The HISTAP trial is a large trial designed considering the occurrence of postoperative complications obtained by previous trials and has a pragmatic design with all other intraoperative treatments following routine practice to increase external validity. Moreover, the HISTAP trial aims at targeting fluid balance in the context of intraoperative hypotension management by a detailed algorithm of fluid administration, according to hemodynamic parameters.

The trial is monitored according to the standards of GCP [15], and we publish the trial protocol, including details on the outcome assessment and the complete statistical analysis plan. Finally, two interim analyses will be conducted by an independent TOC, which can recommend pausing or stopping the trial if continued conduct of the trial clearly compromises participant safety

The HISTAP trial intervention is not masked for investigators, clinicians, and patients, as blinding of different fluid strategies is not feasible.
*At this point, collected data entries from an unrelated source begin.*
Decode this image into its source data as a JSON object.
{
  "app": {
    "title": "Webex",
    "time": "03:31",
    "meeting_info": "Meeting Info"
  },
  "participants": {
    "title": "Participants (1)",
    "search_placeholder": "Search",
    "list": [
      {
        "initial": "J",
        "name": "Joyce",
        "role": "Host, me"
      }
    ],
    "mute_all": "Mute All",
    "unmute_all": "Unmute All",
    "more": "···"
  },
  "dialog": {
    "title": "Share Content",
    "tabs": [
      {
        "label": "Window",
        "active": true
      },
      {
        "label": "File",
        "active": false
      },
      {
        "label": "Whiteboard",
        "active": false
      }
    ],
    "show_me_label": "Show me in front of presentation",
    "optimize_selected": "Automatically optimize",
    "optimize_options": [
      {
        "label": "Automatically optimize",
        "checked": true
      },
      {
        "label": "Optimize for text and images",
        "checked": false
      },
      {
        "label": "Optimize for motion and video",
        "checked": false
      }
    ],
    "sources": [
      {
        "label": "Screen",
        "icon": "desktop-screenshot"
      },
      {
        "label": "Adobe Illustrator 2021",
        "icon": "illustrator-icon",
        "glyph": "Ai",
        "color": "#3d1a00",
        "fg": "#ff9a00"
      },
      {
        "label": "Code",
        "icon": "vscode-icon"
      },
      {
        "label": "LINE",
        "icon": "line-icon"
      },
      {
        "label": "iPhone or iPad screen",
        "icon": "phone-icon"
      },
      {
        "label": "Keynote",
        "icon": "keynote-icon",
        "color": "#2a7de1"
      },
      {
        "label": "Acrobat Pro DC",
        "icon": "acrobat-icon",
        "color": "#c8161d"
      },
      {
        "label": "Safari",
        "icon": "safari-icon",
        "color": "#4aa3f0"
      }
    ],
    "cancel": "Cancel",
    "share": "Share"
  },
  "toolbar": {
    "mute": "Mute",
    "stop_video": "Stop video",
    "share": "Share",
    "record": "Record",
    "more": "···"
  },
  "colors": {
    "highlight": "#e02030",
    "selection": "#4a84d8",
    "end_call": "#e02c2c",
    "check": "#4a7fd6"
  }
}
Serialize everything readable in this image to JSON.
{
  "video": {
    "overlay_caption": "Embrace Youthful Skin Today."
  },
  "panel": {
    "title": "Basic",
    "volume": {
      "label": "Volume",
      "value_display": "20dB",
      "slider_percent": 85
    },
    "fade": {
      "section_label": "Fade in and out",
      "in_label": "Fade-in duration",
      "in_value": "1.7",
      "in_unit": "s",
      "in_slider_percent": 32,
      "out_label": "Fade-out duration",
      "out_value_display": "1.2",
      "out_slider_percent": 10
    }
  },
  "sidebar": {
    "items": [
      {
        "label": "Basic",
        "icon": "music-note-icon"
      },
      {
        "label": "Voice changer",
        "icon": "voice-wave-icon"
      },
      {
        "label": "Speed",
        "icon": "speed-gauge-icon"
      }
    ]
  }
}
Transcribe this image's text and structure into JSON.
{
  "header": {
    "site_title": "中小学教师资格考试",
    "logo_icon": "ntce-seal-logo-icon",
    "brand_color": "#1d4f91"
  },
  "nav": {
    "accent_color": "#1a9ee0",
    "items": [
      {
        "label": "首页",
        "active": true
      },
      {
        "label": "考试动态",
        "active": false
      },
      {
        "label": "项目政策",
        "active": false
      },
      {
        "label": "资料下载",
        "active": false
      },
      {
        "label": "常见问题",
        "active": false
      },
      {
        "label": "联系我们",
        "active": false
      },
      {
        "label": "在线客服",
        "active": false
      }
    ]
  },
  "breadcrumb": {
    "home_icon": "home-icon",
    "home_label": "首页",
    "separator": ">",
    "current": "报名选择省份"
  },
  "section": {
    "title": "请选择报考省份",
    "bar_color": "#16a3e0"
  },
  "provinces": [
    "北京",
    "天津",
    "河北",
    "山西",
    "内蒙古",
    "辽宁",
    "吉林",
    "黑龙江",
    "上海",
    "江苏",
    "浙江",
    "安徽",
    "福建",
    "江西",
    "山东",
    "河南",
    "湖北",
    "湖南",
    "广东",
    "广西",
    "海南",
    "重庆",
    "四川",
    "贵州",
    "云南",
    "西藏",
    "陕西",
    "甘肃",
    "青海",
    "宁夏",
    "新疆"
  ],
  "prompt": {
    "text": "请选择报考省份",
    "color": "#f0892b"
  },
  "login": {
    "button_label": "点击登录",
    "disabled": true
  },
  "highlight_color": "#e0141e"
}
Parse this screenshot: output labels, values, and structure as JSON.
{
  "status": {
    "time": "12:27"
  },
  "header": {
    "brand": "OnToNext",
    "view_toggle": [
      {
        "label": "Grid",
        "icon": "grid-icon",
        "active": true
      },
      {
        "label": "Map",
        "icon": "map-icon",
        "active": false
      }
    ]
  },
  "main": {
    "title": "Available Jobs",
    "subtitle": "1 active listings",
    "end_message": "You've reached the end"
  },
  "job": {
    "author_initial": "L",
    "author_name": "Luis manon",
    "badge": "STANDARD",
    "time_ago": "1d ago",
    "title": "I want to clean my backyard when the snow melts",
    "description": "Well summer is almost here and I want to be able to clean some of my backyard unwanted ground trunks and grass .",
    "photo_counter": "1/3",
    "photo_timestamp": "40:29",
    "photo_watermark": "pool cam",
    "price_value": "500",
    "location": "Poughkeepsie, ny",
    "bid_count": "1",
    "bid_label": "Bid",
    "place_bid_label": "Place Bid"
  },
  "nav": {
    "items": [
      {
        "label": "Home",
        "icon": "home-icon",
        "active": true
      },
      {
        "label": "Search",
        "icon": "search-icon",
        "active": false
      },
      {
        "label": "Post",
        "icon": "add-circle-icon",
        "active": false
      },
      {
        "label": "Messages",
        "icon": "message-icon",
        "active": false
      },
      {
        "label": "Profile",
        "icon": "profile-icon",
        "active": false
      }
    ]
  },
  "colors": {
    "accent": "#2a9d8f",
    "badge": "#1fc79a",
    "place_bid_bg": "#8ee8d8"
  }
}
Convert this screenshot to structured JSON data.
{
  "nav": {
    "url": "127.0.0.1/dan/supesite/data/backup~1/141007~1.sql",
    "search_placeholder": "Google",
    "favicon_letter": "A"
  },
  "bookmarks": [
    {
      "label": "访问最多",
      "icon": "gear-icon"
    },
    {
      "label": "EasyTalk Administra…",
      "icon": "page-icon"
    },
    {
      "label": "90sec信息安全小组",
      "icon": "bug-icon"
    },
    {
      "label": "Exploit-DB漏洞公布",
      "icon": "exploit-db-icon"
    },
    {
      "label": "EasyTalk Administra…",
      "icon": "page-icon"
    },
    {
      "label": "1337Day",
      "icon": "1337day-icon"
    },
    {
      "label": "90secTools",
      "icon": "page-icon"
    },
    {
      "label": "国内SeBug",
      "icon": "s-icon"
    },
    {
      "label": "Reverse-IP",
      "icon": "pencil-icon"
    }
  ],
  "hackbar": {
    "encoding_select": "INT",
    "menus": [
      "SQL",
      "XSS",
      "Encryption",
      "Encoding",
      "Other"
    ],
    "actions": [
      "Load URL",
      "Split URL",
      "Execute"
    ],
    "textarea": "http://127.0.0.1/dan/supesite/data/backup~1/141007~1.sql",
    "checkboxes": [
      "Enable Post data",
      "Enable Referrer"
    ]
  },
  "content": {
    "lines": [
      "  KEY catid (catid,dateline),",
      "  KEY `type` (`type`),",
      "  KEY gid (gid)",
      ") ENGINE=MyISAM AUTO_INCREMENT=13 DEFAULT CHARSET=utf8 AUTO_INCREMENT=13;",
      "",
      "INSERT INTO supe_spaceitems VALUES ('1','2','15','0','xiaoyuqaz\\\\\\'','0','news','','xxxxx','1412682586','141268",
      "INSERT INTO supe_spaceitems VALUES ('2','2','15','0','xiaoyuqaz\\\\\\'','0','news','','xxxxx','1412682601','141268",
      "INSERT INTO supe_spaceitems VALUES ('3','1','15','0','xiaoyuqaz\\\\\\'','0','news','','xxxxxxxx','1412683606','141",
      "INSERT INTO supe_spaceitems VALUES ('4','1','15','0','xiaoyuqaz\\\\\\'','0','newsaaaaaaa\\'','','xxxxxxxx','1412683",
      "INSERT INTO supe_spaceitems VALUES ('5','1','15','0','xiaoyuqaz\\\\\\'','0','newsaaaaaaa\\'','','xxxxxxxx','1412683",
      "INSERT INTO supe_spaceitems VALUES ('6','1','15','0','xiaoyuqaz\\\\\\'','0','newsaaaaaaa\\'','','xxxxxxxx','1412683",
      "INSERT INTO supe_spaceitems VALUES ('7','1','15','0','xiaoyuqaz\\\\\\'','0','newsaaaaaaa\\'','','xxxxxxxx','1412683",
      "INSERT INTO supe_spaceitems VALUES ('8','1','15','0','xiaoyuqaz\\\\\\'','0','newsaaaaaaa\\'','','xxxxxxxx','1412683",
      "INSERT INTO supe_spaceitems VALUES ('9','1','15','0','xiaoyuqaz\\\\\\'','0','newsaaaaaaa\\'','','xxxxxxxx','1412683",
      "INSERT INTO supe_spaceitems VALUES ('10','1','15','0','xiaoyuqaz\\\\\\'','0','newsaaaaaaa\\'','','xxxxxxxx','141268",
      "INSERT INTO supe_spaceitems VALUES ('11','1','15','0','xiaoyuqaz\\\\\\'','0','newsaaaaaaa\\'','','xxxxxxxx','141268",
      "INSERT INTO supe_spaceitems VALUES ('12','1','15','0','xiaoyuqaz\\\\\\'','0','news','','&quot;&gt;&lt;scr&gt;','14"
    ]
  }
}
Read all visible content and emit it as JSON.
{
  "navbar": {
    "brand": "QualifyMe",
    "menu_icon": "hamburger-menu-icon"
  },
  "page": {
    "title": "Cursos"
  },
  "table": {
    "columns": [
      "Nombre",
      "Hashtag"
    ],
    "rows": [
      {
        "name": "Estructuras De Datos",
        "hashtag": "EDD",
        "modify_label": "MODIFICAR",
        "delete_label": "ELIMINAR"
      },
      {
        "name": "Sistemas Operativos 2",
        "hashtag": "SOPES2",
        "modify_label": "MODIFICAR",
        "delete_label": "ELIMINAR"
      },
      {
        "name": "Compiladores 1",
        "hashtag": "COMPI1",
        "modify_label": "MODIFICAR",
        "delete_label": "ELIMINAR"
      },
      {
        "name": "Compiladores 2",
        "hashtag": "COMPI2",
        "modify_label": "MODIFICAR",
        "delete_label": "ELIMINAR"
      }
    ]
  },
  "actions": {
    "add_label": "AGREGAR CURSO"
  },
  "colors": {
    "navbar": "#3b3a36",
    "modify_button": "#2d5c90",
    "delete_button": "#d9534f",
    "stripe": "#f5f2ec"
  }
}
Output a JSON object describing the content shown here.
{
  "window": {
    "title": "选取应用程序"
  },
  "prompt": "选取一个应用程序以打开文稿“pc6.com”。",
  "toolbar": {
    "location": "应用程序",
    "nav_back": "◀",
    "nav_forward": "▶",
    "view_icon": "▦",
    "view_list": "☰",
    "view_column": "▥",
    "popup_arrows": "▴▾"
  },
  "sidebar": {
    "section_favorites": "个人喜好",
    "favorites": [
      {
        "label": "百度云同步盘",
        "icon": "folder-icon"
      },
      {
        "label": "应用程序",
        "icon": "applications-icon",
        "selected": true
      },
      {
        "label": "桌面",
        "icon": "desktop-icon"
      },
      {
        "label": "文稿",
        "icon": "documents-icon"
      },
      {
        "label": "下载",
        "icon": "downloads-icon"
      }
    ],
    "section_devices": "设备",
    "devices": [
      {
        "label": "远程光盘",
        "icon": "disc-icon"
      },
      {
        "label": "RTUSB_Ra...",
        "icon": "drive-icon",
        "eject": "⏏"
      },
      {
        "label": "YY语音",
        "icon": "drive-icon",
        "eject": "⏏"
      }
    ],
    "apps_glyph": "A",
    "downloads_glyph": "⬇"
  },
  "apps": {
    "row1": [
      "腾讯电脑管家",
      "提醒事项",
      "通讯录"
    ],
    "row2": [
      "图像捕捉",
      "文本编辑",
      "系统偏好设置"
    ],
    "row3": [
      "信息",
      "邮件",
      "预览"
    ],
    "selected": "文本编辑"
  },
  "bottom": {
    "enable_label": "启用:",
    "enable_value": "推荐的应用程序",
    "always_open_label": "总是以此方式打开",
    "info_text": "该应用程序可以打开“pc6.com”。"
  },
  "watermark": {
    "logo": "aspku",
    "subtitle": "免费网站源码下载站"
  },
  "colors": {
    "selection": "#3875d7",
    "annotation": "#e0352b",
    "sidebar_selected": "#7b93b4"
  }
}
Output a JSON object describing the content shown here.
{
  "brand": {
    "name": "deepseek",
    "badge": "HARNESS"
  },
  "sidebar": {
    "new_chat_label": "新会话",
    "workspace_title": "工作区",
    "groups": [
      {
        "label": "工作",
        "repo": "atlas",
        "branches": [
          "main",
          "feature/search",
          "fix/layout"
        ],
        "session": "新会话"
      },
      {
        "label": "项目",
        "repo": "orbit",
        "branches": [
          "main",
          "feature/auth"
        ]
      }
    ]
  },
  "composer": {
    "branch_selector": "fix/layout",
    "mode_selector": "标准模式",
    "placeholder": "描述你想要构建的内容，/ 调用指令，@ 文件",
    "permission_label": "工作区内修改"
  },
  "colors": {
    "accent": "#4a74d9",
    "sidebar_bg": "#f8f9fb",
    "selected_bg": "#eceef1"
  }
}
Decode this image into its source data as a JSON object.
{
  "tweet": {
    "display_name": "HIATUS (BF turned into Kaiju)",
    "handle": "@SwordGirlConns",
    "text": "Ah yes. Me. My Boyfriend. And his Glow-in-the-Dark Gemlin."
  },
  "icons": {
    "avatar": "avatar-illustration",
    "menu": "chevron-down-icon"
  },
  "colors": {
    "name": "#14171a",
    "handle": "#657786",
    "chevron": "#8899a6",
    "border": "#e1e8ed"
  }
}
However, outcome assessors are blinded to allocation. Our trial participants may be subjected to protocol violations, expected to occur more frequently in the treatment group.

Conclusions

The HISTAP trial is a large pragmatic trial aiming at assessing the optimal intraoperative MAP strategy for high-risk hypertensive patients scheduled for elective abdominal surgery and will provide essential knowledge on this topic.